これは死亡退職に伴い支給されるものを指します。同族会社などでは、死亡前に節税のために退職金を支払うのも手ではありますが、退職金を支払った後に会長になっていただき、会長の死亡と共に死亡退職金を支払うという対策も可能ではないでしょうか?相続対策が必要な場合には、ご一考ください。






  小規模宅地の評価減を有効に

  小規模宅地の評価減を有効に

 自宅は240u、事業用地は400uの範囲で土地の評価額が最大で80%引きになる制度です。この規定は是非、利用してください。
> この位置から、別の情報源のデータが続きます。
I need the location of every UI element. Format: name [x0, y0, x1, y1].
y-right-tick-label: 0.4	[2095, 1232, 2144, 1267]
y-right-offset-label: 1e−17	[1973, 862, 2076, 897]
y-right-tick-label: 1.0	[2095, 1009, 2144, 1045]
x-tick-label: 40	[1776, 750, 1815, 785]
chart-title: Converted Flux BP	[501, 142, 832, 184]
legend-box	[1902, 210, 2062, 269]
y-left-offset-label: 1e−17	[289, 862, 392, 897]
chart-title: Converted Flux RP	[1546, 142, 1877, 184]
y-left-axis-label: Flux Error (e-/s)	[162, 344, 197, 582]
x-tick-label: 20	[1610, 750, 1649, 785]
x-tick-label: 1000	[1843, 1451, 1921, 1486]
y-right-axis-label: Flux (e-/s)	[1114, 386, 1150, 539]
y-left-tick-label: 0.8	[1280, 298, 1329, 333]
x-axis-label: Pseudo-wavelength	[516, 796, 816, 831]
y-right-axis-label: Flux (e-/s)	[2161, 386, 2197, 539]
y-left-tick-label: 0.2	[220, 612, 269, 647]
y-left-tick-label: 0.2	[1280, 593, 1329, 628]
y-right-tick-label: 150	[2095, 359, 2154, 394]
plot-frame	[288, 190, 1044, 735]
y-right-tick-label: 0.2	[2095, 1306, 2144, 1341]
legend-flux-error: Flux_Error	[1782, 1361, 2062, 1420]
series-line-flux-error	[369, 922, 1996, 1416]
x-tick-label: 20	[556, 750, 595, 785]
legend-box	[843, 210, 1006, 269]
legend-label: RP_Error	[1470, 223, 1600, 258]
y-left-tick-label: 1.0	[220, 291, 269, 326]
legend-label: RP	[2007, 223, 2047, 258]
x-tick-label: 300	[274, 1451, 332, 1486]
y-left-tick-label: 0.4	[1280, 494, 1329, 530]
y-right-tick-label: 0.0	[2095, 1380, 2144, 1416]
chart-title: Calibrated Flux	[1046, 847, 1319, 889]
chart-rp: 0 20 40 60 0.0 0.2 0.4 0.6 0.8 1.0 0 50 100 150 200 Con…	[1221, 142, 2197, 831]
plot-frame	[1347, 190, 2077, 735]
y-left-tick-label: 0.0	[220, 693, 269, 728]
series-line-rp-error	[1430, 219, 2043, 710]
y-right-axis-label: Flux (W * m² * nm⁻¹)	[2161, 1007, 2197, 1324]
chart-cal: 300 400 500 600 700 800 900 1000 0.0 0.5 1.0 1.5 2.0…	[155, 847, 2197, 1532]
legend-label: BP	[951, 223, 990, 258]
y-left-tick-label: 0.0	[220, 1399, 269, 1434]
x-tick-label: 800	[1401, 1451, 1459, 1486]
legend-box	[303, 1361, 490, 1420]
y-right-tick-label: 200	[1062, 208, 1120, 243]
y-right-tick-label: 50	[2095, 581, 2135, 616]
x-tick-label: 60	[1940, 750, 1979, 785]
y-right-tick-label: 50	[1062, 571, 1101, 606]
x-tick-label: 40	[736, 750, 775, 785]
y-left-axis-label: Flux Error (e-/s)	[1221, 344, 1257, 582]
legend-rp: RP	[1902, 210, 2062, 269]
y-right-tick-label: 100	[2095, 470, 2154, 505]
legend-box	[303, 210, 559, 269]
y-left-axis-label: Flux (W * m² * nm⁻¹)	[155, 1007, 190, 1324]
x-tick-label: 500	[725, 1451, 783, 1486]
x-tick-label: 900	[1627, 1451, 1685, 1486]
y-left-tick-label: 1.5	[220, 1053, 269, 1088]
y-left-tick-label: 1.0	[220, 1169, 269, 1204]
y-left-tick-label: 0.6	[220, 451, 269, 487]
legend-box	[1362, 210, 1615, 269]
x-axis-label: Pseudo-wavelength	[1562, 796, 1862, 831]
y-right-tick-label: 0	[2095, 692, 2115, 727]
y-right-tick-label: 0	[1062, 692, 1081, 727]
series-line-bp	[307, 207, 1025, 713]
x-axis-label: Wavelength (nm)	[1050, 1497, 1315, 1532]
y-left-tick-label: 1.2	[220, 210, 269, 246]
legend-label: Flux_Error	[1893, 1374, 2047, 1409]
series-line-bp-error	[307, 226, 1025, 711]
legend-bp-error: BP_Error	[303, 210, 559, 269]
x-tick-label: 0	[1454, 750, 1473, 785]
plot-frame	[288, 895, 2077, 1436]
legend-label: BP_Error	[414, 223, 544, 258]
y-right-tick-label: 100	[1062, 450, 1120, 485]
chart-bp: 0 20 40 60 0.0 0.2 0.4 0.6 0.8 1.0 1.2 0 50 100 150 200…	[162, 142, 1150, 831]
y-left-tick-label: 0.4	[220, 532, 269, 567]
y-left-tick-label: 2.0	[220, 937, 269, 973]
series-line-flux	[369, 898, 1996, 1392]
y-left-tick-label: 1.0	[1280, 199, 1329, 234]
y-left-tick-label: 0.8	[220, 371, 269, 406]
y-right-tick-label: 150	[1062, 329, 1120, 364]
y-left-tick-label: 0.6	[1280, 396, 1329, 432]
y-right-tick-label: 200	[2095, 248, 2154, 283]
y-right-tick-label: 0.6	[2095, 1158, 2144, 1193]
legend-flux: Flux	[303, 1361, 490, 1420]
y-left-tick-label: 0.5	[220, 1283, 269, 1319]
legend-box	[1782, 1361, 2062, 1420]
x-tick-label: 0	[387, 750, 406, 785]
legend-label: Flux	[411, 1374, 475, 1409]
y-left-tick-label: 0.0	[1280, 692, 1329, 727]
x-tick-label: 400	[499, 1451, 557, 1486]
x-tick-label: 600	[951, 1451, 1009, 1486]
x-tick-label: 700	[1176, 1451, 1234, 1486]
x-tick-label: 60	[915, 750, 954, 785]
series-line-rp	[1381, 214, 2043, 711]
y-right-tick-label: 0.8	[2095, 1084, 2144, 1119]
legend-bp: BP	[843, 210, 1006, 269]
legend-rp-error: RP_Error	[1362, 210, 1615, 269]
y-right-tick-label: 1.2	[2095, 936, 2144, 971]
 要件に合致するように生前に対策を講じていくのです。少しでも地価が高い土地で、かつ自宅なら240uに近い大きさの土地を、事業用地なら400uに近い大きさの土地を所有した方が、有利になります。



 

 土地・建物を圧縮する

  遊休地は貸す

 別荘を持っていれば、相続税評価額は100%評価です。ところがこの別荘を、同族会社に貸し付けている場合には、評価がどうなるでしょうか?
土地の借地権割合が仮に70%であれば、70%×30%(借家権割合)の21%が評価減されるのです。
遊休地は貸す。これを対策の中に必ず取り入れてください。

  自宅兼貸家は利用区分を工夫する

 自宅が広くて隣に貸家を立てて賃貸中という地主の方が居られます。
この時、多くのケースで自宅と貸家の境界には壁などが存在しますが、この壁の位置を少しずらしただけで、相続税の評価額は大きく異なってきます。
自宅は100%評価に対し、貸家は前述の通り、評価減の対象となるからです。
相続が起こる前にご一報ください。副次的な効果として高い家賃が入ってくるかもしれません。




 

 現金・預金・有価証券を圧縮する

  現金・預金を圧縮する

 現金・預金で保有している財産は、一切評価の圧縮が図れません。

 そこで、この現金預金に関しては、評価額が時価より低い財産への組み換えを検討していきます。

 生命保険の加入をした方が良い場合があります。

 また、小規模宅地に該当する不動産の購入も良い方法です。

  有価証券を圧縮する
 非上場株式では、決算の内容や事業方針を左右することが出来ますので、評価額を圧縮できる可能性が存在します。非上場株式では純資産価額方式又は類似業種比準価額方式で株式の評価が行われますが、利益が出れば類似業種比準価額が上昇し、配当金を出さなければ純資産価額が上がっていくという相関関係になっています。利益を圧縮し、配当金を出す。この仕組みによって評価額を引き下げることが可能となります。勿論、単純に行えば相続税でなく所得税が高くかかって、きますので、少し工夫が必要です。
 株価対策は、事業承継とも関連しますので、慎重に行いましょう。



 

 相続人を増加する

  相続人を増加する

 相続人が増加すれば、様々なところにメリットが出てきます。
非課税財産となっています生命保険金や退職手当金では500万円に法定相続人の数が非課税枠ですし、免税点である基礎控除額は、5,000万円+1,000万円×法定相続人の数となっています。

 相続税額を計算する上でも(超過累進税率なので)相続人が多いと適用される税率が低くなります。

 このメリットを享受するため、養子を利用します。実子がいる場合には1人まで、実子がいない場合には2人までが法定相続人に加算できます。